Country: United StatesMake: ToyotaModel: Highlander Limited AWDYear: 2003Engine: V6
Cleaned MAF sensor, replaced front breaks, checked Fuel Cap and Hoses around Air Cleaner Box.
Welcome! I'm Ron Z! I will do my best to answer all of your questions. For easy access to this thread, bookmark it now! Please read everything!
The P0420 is a fairly straight forward code pointing to a deteriorating Catalytic Converter. The oxygen sensors measure the amount of emissions in the exhaust going into, and then out of the converter. When they see the converter is not "cleaning" the exhaust enough to me specs, the converter is deemed "below threshold" and the P0420 is set.
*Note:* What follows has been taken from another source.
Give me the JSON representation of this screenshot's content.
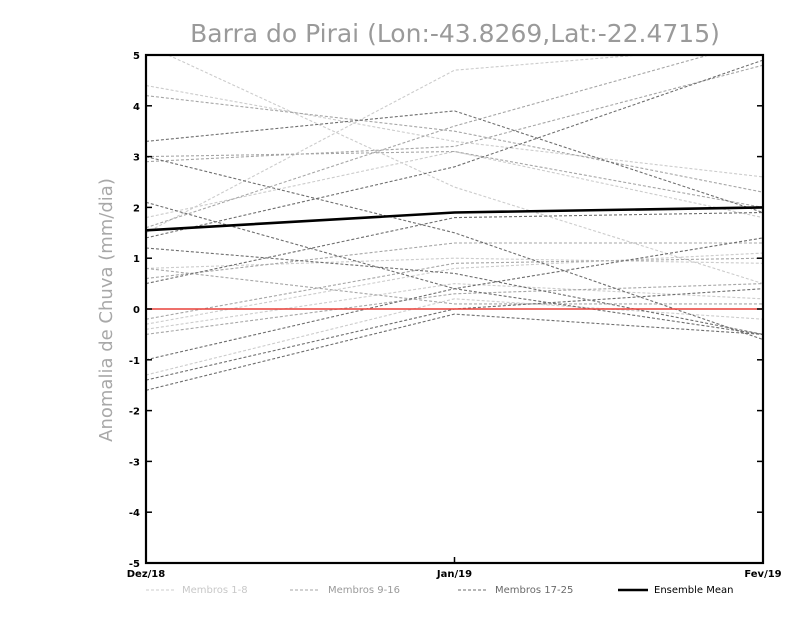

Most commonly in this case, the converter is going to need to be replaced in the near future.
The "rumble" noise that is directly related to speed, and tends to stop when turning, is the classic sign of a worn Wheel Bearing. If the noise eases up when turning right, then this is the faulty side, as the bearing will quiet when pressure is applied. On this vehicle, the wheel bearing is "pressed" into the hub assembly.
Thanks Ron for the quick response, I have heard of other owners having the same P0420 problem as mine with this vehicle, and after replacing the converter the code reappeared. Is there some way to test the converter before it is replaced? I have heard of tapping the converter from below the vehicle and listening for rattling sounds. Also, one owner replaced the AF sensor closest to the firewall and that cleared the code, and another added SeaFoam to a full tank of Shell Gas Premium which eliminated the code. Not sure if either was long term. Lastly, will an exhaust leak near the exhaust manifold cause a P0420 code. I thought I heard a slight hissing sound comming from the back of motor near the firewall when I was checking the exhaust system.
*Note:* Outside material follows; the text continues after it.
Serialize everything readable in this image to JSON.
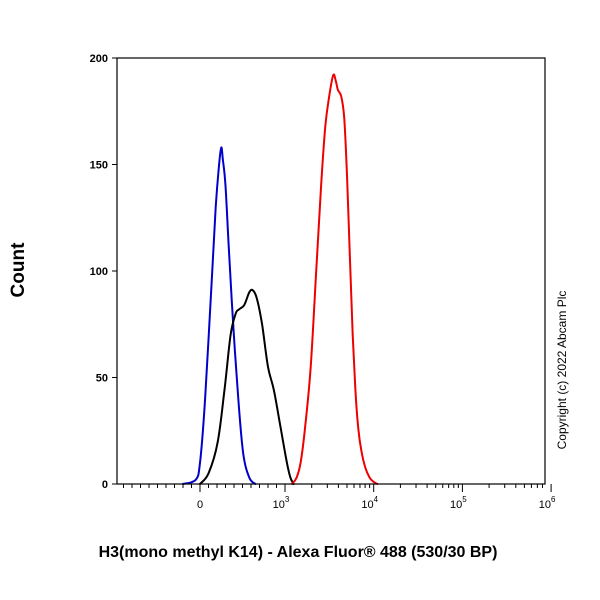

The tap test will only work if the internal workings of the converter have been completely compromised. More commonly with the P0420 is simply the chemical composition of the converter is breaking down, and as a result, the emissions are not being converted enough to meet specs. On Toyota, when an Oxygen Sensor (aka A/F Sensor) is the fault, you would recieve the p-code pointing to said faulty sensor (ie. P0135 would be A/F Sensor Bank1 Sensor1 - the side closest to the firewall). SeaFoam will more than likely make matters worse, as the is a top-end cleaner. Yes! A leak in the exhaust system CAN set a P0420. Might be a good idea to have the leak fixed first, clear the codes and see what happens from there.
Thanks Again Ron for the fast response, if I find out is it not an exhaust leak, which of the converters do I replace: manifold (Bank 1 or 2), or downstream converter?
The P0420 is for "Bank1" this will be the one mounted to the exhaust manifold, on the side of the engine closest to the firewall.